National fish hatcheries are and have always been one of the most popular programs of the USFWS. In addition, they generate jobs and substantial boosts for the economy in the areas where they are located. Dollars spent on producing and stocking fish are multiplied several times over by the boost they provide to local economies… and the nation as a whole.

Congress and individual Members of Congress have initiated actions to prohibit hatchery closures and transfers of functions, such as the archives at DC Booth Historic National Fish Hatchery. The proposed H.R. 5026 Fish Hatchery Protection Act prohibits the closure of national fish hatcheries and/or termination of hatchery programs. It would also require a yearly report on fishery mitigation obligations and would limit spending on endangered species activities to the amount spent in FY 2012.

The limit on endangered species spending appears to be a direct response to the reprogramming of fish hatchery funds in past years when funds allocated for fish hatcheries were used to bolster the funds available for endangered species programs.
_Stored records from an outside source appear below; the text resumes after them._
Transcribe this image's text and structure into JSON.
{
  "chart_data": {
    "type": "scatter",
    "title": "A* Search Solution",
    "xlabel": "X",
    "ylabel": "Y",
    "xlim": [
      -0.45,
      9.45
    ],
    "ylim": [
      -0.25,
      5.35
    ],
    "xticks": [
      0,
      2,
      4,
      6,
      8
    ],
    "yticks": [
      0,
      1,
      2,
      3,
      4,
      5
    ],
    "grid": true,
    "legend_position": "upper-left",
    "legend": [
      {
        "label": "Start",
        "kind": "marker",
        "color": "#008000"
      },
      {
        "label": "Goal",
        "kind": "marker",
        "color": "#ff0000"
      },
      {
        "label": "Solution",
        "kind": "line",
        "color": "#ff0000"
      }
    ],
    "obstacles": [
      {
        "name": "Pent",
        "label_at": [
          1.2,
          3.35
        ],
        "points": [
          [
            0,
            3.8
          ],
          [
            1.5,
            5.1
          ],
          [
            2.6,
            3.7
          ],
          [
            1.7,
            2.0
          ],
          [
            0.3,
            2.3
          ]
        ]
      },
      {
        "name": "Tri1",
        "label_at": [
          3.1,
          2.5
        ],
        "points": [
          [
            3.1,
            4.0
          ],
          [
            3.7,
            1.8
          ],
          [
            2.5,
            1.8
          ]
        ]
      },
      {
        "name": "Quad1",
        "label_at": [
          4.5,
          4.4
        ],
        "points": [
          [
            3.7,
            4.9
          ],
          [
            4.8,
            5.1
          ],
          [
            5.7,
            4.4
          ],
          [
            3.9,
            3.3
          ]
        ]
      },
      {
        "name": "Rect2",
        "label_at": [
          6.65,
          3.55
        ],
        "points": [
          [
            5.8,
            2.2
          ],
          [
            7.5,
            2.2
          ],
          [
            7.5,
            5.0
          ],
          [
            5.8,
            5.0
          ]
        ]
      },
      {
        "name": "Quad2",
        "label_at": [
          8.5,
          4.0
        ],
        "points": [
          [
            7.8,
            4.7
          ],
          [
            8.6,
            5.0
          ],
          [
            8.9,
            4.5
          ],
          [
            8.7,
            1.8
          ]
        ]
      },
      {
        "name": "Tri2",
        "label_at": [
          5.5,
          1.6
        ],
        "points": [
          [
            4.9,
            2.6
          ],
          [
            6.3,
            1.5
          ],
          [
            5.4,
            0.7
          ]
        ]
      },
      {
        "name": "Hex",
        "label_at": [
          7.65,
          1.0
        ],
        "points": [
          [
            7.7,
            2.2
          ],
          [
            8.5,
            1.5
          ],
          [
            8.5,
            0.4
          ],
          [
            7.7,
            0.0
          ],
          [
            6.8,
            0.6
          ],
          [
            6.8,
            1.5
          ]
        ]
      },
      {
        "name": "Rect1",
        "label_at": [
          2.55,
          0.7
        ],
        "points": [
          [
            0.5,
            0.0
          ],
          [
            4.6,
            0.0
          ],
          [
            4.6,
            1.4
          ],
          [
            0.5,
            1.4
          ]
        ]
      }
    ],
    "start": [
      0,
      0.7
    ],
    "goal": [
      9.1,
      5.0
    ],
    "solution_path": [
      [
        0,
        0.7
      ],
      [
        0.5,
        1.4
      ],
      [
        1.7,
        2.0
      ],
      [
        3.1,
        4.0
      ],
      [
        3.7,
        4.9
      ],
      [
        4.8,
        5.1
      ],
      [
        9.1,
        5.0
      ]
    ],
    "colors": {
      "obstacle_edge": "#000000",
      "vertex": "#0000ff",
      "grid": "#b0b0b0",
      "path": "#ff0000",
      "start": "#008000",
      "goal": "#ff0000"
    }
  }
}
Meanwhile, the Senate was also preparing to give the USFWS specific guidance for its fish hatchery activities. The Senate Appropriations Committee’s Interior and Environment Subcommittee released a draft appropriations bill and report for FY 2015 funding to the Department of the Interior that would preclude closures of any hatcheries.

Senator Tim Johnson and his South Dakota congressional colleagues, Senator John Thune, and Representative Kristi Noem requested inclusion of language directing the USFWS to maintain the fisheries archives collection at its current location at DC Booth. Subcommittee Chair Jack Reed and Ranking Member Lisa Murkowski honored this request, and the report accompanying the draft appropriations bill includes language to that effect: “National Fish Hatchery System Operations. – $48,617,000 is recommended for the national fish hatchery system operations, an increase of $2,089,000 above the fiscal year 2014 enacted level. None of the funds may be used to terminate operation or to close any facility. It is recommended that the fisheries archives, including the National Fishery Artifacts and Records Center and the Collection Management Facility, be maintained in its current location.

Such strong and specific language should be sufficient to convince USFWS administrators that they should not continue efforts to close fish hatcheries and transfer functions from their historic locations. The combination of H.R. 5026, the Fish Hatchery Protection Act, the House Appropriation Bill, and the Senate Appropriation language provides a clear statement of Congressional intent.

But, what happens if the USFWS proceeds with plans to close hatcheries and transfer functions in direct contradiction of Congressional intent? The current administrators love a philosophical statement attributed to Rachel Carson: “Conservation is a cause that has no end. There is no point at which we will say our work is finished.” They simply substitute the words “Preservation and restoration of endangered species…” for the word “conservation” and claim that their cause is a higher priority than fish hatcheries and maintaining fisheries archives in their historic location and they need the funds for their priorities.

What will Congress do if their intent and specific directions are flaunted? That remains to be seen. In the past they did nothing. Fish hatcheries are seldom the most controversial issue demanding congressional attention. However, if there is a large public outcry, sufficient to anger individual Members of Congress and force them to take action… Congressional intent will prevail. At this time the National Fish Hatcheries and the fisheries they support have bipartisan support. Flaunting the intent of Congress would seem to be foolhardy.